# XD(m) Question



## ericridebike (Mar 22, 2009)

So I really like the XD(m) and I know I want one. My issue is that I really want one in .45acp. Do you guys feel like they'll release one in .45 too? I've e-mailed their customer service to ask the question & was told: " Thank you for your email. Release dates for XD(M) pistols in other calibers and configurations have not yet been determined. Please feel free to check back periodically for news and developments.
Thank you for your interest in Springfield Armory!".

I'm willing to wait if I know I can get it in .45 later, otherwise, I guess I'll get the .40.

Thanks,
Eric


----------



## literaltrance (Dec 24, 2008)

ericridebike said:


> So I really like the XD(m) and I know I want one. My issue is that I really want one in .45acp.

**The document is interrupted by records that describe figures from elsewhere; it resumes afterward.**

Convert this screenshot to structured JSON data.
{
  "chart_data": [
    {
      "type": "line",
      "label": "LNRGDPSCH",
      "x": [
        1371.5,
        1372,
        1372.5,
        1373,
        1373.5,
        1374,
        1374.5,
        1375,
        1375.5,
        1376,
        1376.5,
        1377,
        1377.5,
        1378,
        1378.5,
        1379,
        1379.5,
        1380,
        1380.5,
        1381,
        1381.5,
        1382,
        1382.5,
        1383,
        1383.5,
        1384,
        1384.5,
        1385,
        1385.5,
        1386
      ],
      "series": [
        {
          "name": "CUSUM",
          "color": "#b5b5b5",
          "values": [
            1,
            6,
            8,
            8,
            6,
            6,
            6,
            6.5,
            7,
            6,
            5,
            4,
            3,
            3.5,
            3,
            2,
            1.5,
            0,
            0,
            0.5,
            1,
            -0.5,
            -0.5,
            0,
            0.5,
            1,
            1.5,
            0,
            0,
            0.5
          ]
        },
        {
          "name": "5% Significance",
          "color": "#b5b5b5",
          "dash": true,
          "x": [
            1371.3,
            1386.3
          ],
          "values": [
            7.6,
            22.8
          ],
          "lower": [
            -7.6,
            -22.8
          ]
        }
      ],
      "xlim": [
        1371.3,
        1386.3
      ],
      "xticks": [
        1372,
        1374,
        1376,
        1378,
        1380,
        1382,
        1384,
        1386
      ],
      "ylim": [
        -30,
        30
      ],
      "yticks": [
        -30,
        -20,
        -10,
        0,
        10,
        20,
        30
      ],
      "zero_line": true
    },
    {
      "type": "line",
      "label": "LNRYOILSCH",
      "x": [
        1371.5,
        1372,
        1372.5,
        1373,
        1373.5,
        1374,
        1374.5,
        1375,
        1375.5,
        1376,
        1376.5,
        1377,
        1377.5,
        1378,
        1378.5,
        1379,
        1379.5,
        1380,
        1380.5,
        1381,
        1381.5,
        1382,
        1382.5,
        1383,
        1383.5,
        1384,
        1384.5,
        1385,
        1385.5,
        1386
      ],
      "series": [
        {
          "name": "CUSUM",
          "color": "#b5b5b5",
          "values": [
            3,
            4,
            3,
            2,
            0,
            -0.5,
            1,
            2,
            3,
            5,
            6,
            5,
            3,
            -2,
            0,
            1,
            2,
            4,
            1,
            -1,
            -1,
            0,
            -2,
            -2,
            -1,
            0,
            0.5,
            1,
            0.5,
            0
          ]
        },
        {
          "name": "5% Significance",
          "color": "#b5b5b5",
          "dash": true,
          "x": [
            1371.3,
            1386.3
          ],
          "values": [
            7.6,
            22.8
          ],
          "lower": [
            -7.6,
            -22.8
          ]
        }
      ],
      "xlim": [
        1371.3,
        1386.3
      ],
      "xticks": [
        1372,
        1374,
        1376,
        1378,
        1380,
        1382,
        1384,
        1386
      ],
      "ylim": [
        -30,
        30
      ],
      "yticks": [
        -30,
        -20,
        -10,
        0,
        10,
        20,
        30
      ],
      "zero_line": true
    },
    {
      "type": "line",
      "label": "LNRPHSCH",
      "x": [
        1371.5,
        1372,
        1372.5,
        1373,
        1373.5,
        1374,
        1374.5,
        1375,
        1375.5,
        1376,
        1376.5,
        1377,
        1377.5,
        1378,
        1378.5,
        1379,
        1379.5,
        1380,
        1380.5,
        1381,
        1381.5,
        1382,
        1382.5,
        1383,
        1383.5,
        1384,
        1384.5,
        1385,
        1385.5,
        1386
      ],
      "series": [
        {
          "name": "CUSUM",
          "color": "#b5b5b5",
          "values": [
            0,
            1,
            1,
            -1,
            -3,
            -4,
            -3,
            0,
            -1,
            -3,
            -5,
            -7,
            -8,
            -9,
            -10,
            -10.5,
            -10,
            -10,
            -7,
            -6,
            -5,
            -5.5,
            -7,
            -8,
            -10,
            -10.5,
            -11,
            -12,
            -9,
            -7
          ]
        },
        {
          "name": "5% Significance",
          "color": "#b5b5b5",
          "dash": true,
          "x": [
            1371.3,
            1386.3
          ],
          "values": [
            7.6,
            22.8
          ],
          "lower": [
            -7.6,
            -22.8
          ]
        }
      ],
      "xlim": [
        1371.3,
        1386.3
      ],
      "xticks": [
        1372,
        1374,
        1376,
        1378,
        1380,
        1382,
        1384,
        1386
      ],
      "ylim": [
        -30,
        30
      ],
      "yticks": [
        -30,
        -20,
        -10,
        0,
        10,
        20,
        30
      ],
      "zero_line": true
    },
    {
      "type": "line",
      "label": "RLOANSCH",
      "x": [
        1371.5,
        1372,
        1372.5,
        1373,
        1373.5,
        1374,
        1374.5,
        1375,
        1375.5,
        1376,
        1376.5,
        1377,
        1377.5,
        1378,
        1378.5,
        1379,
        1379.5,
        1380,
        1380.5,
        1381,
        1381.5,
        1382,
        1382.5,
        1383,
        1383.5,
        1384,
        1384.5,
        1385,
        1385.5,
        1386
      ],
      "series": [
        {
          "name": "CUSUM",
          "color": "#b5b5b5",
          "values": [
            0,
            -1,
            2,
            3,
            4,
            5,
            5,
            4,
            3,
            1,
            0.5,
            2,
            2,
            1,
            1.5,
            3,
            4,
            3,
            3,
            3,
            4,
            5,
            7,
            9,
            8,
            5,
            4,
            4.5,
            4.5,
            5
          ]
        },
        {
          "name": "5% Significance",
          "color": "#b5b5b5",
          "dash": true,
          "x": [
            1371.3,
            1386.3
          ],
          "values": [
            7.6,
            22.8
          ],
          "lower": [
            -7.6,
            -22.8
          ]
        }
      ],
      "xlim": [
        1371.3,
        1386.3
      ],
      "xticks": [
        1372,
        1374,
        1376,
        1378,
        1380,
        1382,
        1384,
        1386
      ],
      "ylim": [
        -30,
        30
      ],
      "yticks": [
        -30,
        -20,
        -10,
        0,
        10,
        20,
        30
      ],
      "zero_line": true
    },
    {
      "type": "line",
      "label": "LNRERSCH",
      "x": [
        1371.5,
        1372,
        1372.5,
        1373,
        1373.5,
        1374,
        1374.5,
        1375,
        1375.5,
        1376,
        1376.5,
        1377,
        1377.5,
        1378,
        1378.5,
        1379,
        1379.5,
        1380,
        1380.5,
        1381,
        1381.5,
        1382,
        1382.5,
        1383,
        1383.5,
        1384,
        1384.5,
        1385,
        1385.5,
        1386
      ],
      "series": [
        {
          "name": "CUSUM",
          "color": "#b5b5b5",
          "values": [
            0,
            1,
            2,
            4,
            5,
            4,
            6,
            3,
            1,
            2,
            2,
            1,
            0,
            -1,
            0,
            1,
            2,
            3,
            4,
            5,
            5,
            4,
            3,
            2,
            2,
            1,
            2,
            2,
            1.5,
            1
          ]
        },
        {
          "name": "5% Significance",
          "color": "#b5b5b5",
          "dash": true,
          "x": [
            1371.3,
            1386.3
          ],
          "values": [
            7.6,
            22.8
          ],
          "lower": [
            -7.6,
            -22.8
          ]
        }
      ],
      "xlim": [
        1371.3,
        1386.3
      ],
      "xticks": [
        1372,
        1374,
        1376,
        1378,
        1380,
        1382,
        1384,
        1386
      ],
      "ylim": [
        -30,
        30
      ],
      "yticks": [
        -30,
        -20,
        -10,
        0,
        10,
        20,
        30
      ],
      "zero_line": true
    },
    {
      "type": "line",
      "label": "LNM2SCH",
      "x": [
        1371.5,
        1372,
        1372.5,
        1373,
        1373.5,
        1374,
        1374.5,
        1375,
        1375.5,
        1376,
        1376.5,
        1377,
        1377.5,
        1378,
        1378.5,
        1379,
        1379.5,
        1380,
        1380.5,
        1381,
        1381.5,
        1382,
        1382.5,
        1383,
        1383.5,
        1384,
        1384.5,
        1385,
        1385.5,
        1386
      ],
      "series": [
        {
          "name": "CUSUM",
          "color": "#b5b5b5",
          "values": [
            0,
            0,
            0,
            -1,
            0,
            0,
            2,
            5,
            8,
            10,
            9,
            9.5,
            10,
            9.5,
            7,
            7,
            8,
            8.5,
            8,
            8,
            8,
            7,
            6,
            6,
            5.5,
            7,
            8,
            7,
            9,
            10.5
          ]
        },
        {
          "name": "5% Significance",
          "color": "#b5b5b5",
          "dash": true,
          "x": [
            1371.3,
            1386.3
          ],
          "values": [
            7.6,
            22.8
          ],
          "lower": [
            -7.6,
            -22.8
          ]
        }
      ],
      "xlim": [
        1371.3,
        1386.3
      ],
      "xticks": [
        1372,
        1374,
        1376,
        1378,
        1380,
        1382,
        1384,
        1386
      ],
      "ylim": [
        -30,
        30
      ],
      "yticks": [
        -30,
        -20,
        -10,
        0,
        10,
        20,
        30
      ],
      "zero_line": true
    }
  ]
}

Do you guys feel like they'll release one in .45 too? I've e-mailed their customer service to ask the question & was told: " Thank you for your email. Release dates for XD(M) pistols in other calibers and configurations have not yet been determined. Please feel free to check back periodically for news and developments.
> Thank you for your interest in Springfield Armory!".
> 
> I'm willing to wait if I know I can get it in .45 later, otherwise, I guess I'll get the .40.
> ...


Yea, to be totally honest I'd love to see a XDM compact in 45ACP, so I hear ya. However, I'm not aware of SA making any kind of move to make any XDM in 45ACP....all supposition at this point.


----------